6話
むつは薄暗い道を冬四郎と西原の後に続いて、ゆっくりと歩いた。相変わらず、浮遊霊は多い。だが、昨日とは少し違っている。何にも興味のないように、さ迷ったり立ち尽くしていた浮遊霊たちが、一様に地蔵の回りに集まっている。壊された事に興味を持っているからなのだろうか。いつもと違う事に興味を抱くのは、生きている死んでいるは関係ないのかもしれないが、視える人であるむつに霊たちが寄って来た事はない。やはり何か、霊と地蔵に関係があるのかもしれない。

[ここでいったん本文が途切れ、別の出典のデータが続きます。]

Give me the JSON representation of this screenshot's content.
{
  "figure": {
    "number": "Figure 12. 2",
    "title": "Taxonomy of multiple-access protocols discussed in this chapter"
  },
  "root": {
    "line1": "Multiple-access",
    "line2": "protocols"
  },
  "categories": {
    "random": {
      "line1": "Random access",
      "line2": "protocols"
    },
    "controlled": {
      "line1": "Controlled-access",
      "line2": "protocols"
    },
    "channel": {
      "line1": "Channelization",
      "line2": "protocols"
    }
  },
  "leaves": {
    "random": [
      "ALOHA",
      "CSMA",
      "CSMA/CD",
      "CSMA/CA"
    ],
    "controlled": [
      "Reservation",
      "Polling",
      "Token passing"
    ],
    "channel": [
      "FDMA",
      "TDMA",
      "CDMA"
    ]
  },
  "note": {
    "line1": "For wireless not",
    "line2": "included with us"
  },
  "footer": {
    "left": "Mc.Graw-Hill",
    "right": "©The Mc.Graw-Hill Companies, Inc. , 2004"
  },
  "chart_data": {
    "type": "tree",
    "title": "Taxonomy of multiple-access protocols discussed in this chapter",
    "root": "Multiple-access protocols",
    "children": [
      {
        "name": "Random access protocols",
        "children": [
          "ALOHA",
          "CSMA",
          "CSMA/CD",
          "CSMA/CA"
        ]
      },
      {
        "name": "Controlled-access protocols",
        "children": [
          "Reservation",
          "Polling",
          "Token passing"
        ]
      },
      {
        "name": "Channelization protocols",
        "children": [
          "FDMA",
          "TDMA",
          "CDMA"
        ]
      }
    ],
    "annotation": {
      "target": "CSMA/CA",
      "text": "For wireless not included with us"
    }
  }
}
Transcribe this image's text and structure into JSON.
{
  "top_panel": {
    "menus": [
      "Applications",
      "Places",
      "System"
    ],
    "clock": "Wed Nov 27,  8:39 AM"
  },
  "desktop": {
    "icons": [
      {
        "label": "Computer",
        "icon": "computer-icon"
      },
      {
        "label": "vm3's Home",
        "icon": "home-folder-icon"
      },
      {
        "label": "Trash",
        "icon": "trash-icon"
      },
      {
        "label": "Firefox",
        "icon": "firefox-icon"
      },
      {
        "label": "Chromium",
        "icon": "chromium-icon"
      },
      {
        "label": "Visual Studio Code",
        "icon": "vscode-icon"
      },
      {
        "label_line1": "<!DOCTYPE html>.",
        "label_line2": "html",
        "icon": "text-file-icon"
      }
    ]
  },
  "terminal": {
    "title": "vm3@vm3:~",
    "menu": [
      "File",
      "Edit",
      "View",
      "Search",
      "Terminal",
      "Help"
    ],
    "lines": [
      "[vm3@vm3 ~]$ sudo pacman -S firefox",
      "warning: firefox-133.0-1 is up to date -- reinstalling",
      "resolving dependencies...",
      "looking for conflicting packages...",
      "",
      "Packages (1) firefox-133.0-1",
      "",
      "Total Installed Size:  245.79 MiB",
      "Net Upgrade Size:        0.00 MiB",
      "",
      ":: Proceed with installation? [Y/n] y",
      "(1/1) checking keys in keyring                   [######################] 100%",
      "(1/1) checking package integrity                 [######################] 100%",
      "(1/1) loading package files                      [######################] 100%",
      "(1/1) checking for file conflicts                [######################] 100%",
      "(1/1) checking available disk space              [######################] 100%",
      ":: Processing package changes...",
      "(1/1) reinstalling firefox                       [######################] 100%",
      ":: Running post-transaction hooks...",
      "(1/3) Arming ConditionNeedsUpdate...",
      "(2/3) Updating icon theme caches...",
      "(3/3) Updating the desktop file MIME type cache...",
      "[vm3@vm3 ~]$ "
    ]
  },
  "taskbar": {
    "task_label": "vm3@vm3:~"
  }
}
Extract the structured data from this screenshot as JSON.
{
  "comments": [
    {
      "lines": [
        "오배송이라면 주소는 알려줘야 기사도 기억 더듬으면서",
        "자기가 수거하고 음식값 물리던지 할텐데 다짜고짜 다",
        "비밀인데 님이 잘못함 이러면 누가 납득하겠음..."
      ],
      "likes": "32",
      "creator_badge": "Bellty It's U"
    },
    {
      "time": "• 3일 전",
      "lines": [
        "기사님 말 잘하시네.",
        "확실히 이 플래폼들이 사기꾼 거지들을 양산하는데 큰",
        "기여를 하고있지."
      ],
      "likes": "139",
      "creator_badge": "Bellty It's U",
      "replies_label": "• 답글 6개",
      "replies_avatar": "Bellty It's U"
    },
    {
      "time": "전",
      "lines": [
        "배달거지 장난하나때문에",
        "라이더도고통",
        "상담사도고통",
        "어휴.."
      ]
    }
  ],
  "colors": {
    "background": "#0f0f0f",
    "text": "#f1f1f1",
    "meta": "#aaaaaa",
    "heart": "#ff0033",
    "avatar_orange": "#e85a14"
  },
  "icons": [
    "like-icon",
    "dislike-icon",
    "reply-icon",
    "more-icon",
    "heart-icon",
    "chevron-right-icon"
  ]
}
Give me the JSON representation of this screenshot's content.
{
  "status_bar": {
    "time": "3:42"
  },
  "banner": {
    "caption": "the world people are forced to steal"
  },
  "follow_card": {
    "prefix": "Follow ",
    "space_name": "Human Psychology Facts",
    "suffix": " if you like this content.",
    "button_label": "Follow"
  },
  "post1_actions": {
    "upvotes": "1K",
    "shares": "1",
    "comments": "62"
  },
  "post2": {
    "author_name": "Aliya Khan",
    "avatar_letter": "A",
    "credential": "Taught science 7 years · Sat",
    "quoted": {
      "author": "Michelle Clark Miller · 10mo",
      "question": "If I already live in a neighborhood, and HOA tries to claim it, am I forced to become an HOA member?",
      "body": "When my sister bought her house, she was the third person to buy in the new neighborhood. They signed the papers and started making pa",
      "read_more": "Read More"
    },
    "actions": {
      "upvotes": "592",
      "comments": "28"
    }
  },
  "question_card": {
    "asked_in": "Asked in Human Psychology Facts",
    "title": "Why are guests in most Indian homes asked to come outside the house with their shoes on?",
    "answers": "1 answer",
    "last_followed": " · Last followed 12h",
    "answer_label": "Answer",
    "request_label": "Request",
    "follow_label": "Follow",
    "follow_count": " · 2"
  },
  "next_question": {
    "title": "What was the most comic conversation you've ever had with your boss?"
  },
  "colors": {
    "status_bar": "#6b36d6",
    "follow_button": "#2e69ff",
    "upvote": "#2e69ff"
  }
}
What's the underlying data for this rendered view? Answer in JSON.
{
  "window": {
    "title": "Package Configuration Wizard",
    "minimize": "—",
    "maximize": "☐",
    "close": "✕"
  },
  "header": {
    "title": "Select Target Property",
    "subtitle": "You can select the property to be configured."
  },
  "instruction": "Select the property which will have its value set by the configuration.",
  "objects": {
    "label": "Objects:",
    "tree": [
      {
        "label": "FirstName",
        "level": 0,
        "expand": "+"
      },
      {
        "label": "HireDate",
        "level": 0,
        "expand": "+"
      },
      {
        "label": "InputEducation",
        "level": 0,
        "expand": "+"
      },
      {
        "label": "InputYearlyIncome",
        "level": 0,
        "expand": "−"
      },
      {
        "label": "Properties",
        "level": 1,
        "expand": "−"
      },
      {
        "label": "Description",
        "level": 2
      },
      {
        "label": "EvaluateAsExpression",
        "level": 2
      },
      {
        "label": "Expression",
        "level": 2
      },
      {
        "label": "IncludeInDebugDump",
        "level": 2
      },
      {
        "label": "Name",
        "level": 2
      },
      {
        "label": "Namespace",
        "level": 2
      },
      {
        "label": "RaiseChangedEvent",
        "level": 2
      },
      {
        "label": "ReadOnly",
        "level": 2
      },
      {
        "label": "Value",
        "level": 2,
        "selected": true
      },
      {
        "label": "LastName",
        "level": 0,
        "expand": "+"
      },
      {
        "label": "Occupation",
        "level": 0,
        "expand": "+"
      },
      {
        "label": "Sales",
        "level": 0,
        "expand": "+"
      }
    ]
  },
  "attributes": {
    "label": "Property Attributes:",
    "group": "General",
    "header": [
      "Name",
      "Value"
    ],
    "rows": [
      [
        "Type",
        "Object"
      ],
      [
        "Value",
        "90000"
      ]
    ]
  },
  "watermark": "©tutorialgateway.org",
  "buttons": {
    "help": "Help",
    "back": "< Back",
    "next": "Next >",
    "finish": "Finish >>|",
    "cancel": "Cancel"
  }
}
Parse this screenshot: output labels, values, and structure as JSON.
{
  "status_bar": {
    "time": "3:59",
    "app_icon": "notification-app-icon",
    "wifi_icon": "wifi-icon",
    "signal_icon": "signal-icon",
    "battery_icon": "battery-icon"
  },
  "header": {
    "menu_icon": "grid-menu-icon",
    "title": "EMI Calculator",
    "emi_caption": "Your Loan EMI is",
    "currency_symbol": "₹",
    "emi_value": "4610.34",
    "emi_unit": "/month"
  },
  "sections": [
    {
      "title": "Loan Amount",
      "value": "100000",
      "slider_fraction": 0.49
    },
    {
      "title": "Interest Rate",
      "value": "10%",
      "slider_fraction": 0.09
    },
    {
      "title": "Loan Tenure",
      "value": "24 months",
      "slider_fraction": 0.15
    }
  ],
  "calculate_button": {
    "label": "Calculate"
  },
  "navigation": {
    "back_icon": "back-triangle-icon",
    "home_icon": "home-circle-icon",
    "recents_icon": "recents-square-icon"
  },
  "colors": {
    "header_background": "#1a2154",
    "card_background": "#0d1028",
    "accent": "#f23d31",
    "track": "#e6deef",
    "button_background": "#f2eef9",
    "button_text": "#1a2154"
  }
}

浮遊霊たちが視えているのは、勿論の事むつだけで、冬四郎と西原は分かっていない。むつは2人の手を掴んで引き止めた。前を歩いていた2人が振り向くと、無言のまま手を引っ張って下がらせた。
「近付かないで、何か変」
どう変なのかと冬四郎と西原は聞きたそうだったが、むつはそれを無視して浮遊霊たちをじっと観察していた。やはり、呼び出されたついでとは言えど来て良かったかもしらないと思っていた。
「ここに、居てね」
冬四郎と西原に言うとむつは1人で、地蔵の前へと向かった。浮遊霊たちが沢山いて、近付けないような気もしたが、生身の身体があるわけではないから、割り込むような事もせずに、ずかずかと突き抜けてむつは、地蔵の前までやってきた。